Do confronto diante dos bolivianos também surgiu diversos símbolos naquela equipe, como o de entrar em campo de mãos dadas, uma amostra de que a equipe estava unida em torno de um propósito maior. Idealizador da corrente, Ricardo Rocha contou como surgiu a ideia. 

“As mãos dadas inicia em Recife, em 1983, com o Santa Cruz na decisão do Supercampeonato estadual. Entramos de mãos dadas e, dez anos depois, tive a ideia de fazer novamente. Falei com Parreira e outros jogadores, todos toparam e foi um momento espetacular”, contou o ex-jogador. 

30 anos do tetra: zagueiro Ricardo Rocha foi o representante pernambucano na Seleção Brasileira 

A euforia do início do jogo contagiou a equipe dentro de campo, e o Brasil aplicou uma goleada de 6x0 diante de uma competitiva seleção boliviana. “A Bolívia tinha uma ótima seleção, foi ao Mundial de 94. Foi a melhor Bolívia de todos os tempos, mas a gente fez um grande jogo, e ali foi a grande redenção nossa para arrancada até a Copa”, analisou Rocha. 

Comemoração 

Após realizar uma boa primeira fase, o Brasil foi eliminando adversário atrás de adversário. Sem sobrar diante de ninguém, vale ressaltar, chegou até a grande decisão quando teve o épico desfecho diante da Itália, com a vitória nos pênaltis e o tiro perdido por Roberto Baggio. 

“Quando eles entraram em campo, o time estava de mãos dadas para jogar contra a Bolívia. Ganharam, foram aplaudidos e quando venceram a Copa, por iniciativa deles, reuniram e resolveram não ir para Brasília ou Rio de Janeiro direto. Escolheram Recife, em forma de gratidão, já que a campanha ‘começou’ aqui, segundo eles”, relembrou Francisco José. 

Com a medalha no peito, não houve dúvidas por parte de todos que fizeram parte da delegação para qual cidade a Seleção deveria aterrissar primeiro. E a explicação só existe uma: retribuição ao carinho que havia recebido antes da Copa.

 



“A decisão foi do grupo todo. Primeiro eu disse para todos que a gente tinha que descer em Recife.
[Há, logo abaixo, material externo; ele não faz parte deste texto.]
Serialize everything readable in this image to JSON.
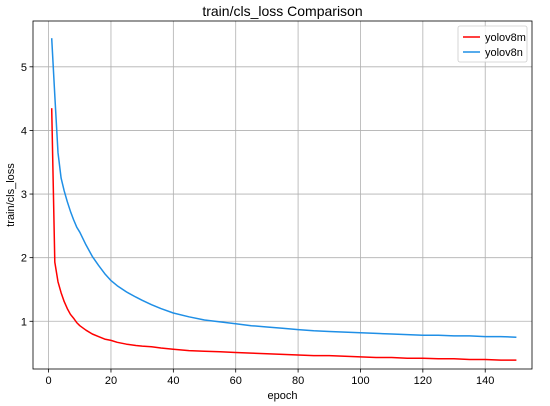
{
  "chart_data": {
    "type": "line",
    "title": "train/cls_loss Comparison",
    "xlabel": "epoch",
    "ylabel": "train/cls_loss",
    "xlim": [
      -5,
      155
    ],
    "ylim": [
      0.25,
      5.72
    ],
    "xticks": [
      0,
      20,
      40,
      60,
      80,
      100,
      120,
      140
    ],
    "yticks": [
      1,
      2,
      3,
      4,
      5
    ],
    "grid": true,
    "legend_position": "top-right",
    "series": [
      {
        "name": "yolov8m",
        "color": "#ff0000",
        "x": [
          1,
          2,
          3,
          4,
          5,
          6,
          7,
          8,
          9,
          10,
          12,
          14,
          16,
          18,
          20,
          22,
          25,
          28,
          30,
          33,
          36,
          40,
          45,
          50,
          55,
          60,
          65,
          70,
          75,
          80,
          85,
          90,
          95,
          100,
          105,
          110,
          115,
          120,
          125,
          130,
          135,
          140,
          145,
          150
        ],
        "y": [
          4.35,
          1.93,
          1.62,
          1.45,
          1.31,
          1.2,
          1.11,
          1.05,
          0.98,
          0.93,
          0.86,
          0.8,
          0.76,
          0.72,
          0.7,
          0.67,
          0.64,
          0.62,
          0.61,
          0.6,
          0.58,
          0.56,
          0.54,
          0.53,
          0.52,
          0.51,
          0.5,
          0.49,
          0.48,
          0.47,
          0.46,
          0.46,
          0.45,
          0.44,
          0.43,
          0.43,
          0.42,
          0.42,
          0.41,
          0.41,
          0.4,
          0.4,
          0.39,
          0.39
        ]
      },
      {
        "name": "yolov8n",
        "color": "#1f8fe6",
        "x": [
          1,
          2,
          3,
          4,
          5,
          6,
          7,
          8,
          9,
          10,
          12,
          14,
          16,
          18,
          20,
          22,
          25,
          28,
          30,
          33,
          36,
          40,
          45,
          50,
          55,
          60,
          65,
          70,
          75,
          80,
          85,
          90,
          95,
          100,
          105,
          110,
          115,
          120,
          125,
          130,
          135,
          140,
          145,
          150
        ],
        "y": [
          5.45,
          4.55,
          3.65,
          3.25,
          3.05,
          2.88,
          2.73,
          2.6,
          2.48,
          2.4,
          2.2,
          2.02,
          1.88,
          1.75,
          1.64,
          1.56,
          1.46,
          1.38,
          1.33,
          1.26,
          1.2,
          1.13,
          1.07,
          1.02,
          0.99,
          0.96,
          0.93,
          0.91,
          0.89,
          0.87,
          0.85,
          0.84,
          0.83,
          0.82,
          0.81,
          0.8,
          0.79,
          0.78,
          0.78,
          0.77,
          0.77,
          0.76,
          0.76,
          0.75
        ]
      }
    ]
  }
}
Por tudo que representou a torcida pernambucana. Todos os jogadores queriam descer em Recife e foi o que aconteceu. Foi uma demonstração de carinho de todos nós ao povo pernambucano. Foi uma festa linda”, começou Ricardo Rocha.  

“Eu fui o primeiro cara a descer com o troféu de campeão do mundo. O Dunga era o capitão, mas ele disse para eu ir à frente, beijei o chão e tudo, então são momentos que eu nunca vou esquecer”, rememorou.    

Festa na rua

Matérias da época dão conta que todo o desfile dos campeões durou cerca de cinco horas, contou com a presença de 1,5 milhão de pessoas e percorreu um circuito de cerca de 18 km pelas ruas da Zona Sul do Recife. 

“Foi um verdadeiro carnaval. Eles saíram do aeroporto, pegaram a avenida Boa Viagem e a multidão que acompanhava era como carnaval mesmo, como se fosse um trio elétrico e o povo na frente, por isso que demorou tanto”, detalhou Chico José.  

“Em tenho momentos na minha vida que eu nunca vou esquecer: as mãos dadas no jogo contra Bolívia, aquele jogo sensacional que a gente fez nas Eliminatórias contra o Uruguai (2x0 no Maracanã), que marcou a volta do Romário, e a descida em Recife após o título da Copa do Mundo”, confessou o ex-atleta.